Figure 8: Users stay informed during the journey by receiving alerts
These options help travelers stay aware even when they can’t constantly look at the screen. The following screenshot shows an example SMS alert from the app.
Figure 9: SMS message displaying a safety alert indicating a high-risk area
Considerations
User location data, emergency contacts, and crime reports contain personally identifiable information (PII) that must be encrypted both at rest and in transit. Network traffic uses HTTP over TLS, and stored data is encrypted at rest in the database and object storage. Sensitive configuration values (such as database credentials) should be stored in a managed secrets service such as AWS Secrets Manager.

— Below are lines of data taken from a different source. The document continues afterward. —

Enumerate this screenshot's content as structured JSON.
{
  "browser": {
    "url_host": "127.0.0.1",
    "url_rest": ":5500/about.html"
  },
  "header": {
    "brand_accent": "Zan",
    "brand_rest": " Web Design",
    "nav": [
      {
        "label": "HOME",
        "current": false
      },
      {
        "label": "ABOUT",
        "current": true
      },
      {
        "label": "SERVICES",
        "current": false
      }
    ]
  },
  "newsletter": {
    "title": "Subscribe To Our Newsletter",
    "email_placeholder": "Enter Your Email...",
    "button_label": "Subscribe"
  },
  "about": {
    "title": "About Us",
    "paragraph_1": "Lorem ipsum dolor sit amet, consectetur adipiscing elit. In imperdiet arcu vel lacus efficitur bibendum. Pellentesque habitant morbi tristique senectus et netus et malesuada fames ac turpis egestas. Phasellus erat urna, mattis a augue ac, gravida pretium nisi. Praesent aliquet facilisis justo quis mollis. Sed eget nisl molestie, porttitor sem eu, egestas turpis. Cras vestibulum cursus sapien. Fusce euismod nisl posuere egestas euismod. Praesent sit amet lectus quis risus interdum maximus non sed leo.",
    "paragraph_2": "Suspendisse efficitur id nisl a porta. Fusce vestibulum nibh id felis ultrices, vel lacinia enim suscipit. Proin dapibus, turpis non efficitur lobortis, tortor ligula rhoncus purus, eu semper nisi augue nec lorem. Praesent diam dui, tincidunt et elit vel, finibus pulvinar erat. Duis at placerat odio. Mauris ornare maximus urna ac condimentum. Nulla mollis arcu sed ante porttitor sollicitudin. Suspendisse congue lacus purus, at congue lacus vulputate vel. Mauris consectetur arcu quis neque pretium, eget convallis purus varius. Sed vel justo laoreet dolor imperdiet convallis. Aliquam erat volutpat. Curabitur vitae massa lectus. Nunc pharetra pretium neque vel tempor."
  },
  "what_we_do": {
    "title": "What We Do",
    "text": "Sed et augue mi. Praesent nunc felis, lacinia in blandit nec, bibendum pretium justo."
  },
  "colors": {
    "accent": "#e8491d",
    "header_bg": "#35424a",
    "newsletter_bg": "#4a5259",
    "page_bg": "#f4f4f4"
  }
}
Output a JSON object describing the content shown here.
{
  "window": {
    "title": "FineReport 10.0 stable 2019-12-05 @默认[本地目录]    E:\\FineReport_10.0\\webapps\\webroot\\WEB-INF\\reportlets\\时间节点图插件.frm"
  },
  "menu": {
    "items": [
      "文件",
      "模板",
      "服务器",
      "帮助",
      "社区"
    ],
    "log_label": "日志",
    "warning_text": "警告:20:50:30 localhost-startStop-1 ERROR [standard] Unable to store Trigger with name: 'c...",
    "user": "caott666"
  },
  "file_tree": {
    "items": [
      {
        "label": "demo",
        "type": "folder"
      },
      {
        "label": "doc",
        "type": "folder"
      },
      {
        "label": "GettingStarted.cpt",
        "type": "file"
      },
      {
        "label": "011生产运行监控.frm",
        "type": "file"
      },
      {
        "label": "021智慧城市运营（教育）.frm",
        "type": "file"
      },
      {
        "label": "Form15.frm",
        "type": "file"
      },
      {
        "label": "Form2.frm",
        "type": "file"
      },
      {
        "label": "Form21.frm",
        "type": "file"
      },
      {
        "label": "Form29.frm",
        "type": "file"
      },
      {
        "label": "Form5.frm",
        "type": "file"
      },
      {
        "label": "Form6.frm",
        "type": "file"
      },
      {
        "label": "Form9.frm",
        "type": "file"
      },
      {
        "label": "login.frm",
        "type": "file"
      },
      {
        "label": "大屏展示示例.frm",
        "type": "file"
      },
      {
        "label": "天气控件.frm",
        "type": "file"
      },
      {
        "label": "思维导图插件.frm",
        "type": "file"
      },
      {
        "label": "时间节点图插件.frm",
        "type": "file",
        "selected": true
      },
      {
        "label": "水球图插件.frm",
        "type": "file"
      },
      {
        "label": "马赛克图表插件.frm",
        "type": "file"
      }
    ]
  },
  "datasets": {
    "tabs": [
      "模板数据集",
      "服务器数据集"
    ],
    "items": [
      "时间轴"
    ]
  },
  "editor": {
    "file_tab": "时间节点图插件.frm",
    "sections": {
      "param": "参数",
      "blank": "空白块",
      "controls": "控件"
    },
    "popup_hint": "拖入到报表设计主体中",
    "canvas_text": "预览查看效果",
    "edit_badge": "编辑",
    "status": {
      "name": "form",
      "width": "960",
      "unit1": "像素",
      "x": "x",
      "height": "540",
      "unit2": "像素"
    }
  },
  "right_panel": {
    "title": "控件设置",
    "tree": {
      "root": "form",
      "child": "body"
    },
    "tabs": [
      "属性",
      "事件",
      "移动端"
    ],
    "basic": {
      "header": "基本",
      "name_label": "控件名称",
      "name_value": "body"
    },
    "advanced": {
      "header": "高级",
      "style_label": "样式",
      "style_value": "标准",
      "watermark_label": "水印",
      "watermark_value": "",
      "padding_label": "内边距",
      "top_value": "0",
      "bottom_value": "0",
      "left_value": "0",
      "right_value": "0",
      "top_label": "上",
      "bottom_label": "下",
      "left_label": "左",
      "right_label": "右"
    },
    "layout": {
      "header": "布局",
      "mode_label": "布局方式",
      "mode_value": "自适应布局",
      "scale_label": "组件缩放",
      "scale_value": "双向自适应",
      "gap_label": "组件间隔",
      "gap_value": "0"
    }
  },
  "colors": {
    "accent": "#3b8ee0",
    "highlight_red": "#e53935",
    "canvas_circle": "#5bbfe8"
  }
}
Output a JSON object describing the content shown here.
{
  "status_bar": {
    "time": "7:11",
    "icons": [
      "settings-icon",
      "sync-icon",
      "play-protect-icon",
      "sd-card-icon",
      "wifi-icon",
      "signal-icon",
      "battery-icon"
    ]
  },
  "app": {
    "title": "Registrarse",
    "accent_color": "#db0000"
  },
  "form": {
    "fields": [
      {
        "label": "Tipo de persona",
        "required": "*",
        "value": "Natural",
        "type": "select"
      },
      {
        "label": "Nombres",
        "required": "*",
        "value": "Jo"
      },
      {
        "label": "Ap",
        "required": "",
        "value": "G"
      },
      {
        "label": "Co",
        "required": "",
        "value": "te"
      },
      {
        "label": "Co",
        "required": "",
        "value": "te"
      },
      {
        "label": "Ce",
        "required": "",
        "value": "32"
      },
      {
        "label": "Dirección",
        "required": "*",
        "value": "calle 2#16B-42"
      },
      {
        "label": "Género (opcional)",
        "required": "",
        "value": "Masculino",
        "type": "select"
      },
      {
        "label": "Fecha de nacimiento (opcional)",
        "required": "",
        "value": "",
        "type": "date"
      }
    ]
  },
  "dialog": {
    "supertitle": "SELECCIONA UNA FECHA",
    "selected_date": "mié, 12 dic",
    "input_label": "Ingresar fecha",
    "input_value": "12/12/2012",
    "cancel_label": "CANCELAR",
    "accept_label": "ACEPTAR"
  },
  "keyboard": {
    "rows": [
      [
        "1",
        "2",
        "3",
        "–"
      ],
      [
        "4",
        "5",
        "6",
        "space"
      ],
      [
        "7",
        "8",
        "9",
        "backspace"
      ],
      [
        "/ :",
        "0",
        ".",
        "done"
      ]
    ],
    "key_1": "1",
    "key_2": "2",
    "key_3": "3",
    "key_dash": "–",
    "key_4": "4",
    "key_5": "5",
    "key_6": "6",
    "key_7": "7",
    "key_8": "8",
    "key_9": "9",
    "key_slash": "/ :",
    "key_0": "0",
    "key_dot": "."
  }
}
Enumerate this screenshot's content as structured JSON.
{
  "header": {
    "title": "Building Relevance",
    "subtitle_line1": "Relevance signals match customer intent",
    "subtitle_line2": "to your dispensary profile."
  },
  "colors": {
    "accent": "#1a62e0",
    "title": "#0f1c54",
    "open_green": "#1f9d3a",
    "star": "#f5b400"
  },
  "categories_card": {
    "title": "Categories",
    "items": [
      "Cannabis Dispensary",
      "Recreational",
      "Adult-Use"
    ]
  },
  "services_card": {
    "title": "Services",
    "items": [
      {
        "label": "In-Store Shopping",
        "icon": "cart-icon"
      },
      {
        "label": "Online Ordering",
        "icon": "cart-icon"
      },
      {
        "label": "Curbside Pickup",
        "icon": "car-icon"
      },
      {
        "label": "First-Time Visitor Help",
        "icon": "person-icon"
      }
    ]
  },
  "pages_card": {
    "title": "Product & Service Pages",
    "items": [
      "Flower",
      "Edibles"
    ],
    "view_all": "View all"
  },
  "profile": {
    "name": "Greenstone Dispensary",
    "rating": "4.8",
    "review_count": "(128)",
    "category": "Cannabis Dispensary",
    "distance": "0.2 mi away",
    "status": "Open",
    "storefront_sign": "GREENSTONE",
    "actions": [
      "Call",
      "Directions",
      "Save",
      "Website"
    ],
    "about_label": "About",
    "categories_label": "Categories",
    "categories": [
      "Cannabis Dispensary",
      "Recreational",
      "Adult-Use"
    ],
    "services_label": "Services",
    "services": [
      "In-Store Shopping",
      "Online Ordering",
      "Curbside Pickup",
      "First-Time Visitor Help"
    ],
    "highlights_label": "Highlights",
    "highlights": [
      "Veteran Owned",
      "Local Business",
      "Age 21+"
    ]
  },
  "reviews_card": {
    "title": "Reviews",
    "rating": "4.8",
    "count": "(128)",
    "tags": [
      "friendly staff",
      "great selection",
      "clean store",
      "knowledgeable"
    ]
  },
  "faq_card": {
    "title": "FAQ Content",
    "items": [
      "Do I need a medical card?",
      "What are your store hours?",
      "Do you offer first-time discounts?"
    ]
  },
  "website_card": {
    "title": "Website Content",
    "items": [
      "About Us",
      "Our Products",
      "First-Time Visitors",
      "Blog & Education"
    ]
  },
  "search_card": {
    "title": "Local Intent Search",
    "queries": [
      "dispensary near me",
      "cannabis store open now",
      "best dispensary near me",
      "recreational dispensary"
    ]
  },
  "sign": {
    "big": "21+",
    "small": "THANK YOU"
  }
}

Crime data usage and location tracking are governed by privacy regulations such as General Data Protection Regulation (GDPR), California Consumer Privacy Act (CCPA), and local surveillance laws. You must ensure compliance by implementing user consent workflows, enforcing appropriate data retention policies and data sovereignty, and aligning practices with applicable legislation.
Conclusion
SafeRoute shows how AWS services can be combined to build a scalable, intelligent navigation system that prioritizes safety over speed. By blending crime data analysis with geospatial queries, dynamic risk scoring, and real-time features such as reporting and alerts, the solution demonstrates how modern cloud tools can enhance everyday urban mobility. The prototype uses New York City crime data, but the architecture is adaptable to any urban, regional, or national area with available records, offering you a flexible path to safer routing worldwide.